Как-то раз, когда за мамой захлопнулась дверь, я вышла на балкон. В лучах солнца золотились купола Новодевичьего монастыря, сверкала вода в пруду, ходили люди в летней одежде. Вдруг мне захотелось вырваться из этой квартиры, где всё уже было не таким как прежде. Идея возникла мгновенно. Я подошла к телефону, моля бога, чтобы мой друг, на звонки которого я не отвечала, с тех пор как вернулась, оказался дома.
- Да, - услышала я бодрый голос Вадика.
- Привет. Мне надо с тобой встретиться. Ты можешь через час на нашем месте?
- Давай, - сразу согласился он, не задавая ни одного вопроса.
Я долго приводила себя в порядок. Накрасилась и оделась особенно тщательно. Белый сарафан подчёркивал загорелые плечи, рыжие, завитые локонами волосы доставали до пояса.
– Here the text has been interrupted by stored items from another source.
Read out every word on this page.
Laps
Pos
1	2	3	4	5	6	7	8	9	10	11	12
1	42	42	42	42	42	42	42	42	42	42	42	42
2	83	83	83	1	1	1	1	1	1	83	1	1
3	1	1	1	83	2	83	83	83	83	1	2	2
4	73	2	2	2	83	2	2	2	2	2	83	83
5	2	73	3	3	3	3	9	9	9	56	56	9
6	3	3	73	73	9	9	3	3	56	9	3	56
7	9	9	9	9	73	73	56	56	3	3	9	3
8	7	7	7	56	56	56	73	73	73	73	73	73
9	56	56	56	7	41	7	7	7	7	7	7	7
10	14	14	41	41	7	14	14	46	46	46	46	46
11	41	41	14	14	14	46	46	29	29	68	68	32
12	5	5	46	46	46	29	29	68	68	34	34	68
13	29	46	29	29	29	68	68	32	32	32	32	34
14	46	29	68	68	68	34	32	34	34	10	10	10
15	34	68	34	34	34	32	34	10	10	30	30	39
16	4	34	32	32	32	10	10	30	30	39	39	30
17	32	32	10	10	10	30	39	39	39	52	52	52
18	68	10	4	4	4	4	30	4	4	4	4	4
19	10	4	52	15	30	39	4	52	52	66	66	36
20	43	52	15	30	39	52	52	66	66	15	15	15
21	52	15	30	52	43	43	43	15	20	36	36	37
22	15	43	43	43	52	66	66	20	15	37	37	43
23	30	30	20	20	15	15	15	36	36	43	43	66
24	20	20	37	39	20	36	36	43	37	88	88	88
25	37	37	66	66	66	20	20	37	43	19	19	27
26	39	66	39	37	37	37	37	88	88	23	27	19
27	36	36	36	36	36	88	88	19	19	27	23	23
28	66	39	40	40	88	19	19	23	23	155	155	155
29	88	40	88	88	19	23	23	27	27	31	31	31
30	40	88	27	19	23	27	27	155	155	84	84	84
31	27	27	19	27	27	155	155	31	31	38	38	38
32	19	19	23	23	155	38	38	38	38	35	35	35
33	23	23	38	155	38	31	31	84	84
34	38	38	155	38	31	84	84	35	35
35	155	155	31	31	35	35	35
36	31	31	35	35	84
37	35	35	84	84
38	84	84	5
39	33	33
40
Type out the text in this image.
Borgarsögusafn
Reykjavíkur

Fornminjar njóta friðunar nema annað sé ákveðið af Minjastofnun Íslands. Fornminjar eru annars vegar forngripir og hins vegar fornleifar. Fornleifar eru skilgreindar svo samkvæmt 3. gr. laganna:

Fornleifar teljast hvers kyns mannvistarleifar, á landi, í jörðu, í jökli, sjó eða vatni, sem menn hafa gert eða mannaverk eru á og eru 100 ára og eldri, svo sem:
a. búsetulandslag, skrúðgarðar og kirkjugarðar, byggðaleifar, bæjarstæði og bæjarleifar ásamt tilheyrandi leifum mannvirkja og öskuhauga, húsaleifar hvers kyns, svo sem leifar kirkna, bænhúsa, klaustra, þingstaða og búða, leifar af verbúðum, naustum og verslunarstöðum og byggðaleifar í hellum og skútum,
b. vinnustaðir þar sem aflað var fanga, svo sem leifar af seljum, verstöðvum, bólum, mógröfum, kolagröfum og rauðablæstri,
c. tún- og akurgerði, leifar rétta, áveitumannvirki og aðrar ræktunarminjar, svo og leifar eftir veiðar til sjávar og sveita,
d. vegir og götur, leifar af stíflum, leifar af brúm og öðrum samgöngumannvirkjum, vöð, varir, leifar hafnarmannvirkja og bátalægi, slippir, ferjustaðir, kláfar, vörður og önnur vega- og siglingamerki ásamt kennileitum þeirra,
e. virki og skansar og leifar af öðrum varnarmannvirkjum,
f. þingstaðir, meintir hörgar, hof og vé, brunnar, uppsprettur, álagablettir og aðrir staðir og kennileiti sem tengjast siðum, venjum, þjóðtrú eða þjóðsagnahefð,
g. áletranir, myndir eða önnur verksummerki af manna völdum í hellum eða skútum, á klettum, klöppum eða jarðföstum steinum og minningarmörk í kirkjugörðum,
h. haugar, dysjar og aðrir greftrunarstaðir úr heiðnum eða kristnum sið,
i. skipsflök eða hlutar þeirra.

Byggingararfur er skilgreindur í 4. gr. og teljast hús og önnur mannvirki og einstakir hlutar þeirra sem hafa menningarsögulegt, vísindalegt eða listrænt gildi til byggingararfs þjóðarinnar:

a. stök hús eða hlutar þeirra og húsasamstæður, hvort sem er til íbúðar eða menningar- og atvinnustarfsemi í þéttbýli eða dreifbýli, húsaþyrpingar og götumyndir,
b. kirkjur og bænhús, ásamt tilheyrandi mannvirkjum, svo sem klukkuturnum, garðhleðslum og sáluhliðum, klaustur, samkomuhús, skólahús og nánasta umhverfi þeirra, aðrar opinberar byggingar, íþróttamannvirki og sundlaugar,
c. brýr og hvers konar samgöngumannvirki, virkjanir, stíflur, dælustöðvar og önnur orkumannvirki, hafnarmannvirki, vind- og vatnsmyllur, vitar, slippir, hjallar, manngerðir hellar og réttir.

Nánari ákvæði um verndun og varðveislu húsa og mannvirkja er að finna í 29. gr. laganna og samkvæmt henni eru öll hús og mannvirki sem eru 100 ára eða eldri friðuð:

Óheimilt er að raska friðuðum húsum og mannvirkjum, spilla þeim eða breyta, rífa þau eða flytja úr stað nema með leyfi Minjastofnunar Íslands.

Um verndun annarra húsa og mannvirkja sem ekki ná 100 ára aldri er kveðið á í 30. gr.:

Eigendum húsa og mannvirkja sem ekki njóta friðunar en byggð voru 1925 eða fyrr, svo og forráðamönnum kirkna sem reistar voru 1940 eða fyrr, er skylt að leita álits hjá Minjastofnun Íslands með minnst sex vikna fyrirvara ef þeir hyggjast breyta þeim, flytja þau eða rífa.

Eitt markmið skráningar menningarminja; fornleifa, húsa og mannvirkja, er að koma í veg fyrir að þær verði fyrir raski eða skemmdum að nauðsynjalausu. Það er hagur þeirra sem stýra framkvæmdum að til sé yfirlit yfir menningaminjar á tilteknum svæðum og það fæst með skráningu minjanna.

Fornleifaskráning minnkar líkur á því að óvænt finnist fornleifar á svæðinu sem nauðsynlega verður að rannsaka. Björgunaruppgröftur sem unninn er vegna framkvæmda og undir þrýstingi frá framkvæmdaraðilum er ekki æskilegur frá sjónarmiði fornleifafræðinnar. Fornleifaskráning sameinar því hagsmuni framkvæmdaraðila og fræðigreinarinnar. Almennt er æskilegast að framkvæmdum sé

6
Покрутилась перед зеркалом: осталась вполне довольна собой.
Вадик заметил меня издалека и помахал мне рукой. Я шла к нему лёгкой походкой, ветерок трепал мои волосы. Вадик был в голубых джинсах и белой футболке, обтягивающей широкие плечи. Когда мы встретились, я подавила желание броситься ему на шею и поплакать.
- Вика, мне так жаль… - Вадим пытался выразить мне соболезнования, но я перебила его.
- Не надо. Я здесь не для того чтобы снова расстраиваться. Давай присядем и поговорим, - я показала на свободную скамейку. - Я собираюсь уехать, - выпалила я.
- Ты уже уезжала, я даже тебя провожал, - при воспоминании об этом он придвинулся ближе, и его рука скользнула мне на плечо.
- На этот раз далеко и с тобой вместе, если ты не против, - я игриво посмотрела на него.
- И в каком же направлении? – улыбнулся он.
- Подойдёт любое, но лучше южное. Будем жить у моря, а вечерами сидеть на берегу, наблюдая за звёздами и лунной дорожкой. Тебе нравится?
- Бесподобно! Только не вижу, как это можно осуществить в отсутствии денег.
- Деньги, - презрительно сказала я. - Деньги всегда можно достать.
- Тебе повезло, что ты ни разу в жизни не заботилась об этом.
- Зато теперь буду сама зарабатывать.
- Да что ты?! А как же школа? - Он смотрел на меня как на маленькую, а я
особенно не переносила покровительственно-назидательного тона.
- Ладно, если ты не хочешь, - я сделала попытку встать и была тут же поймана за руку.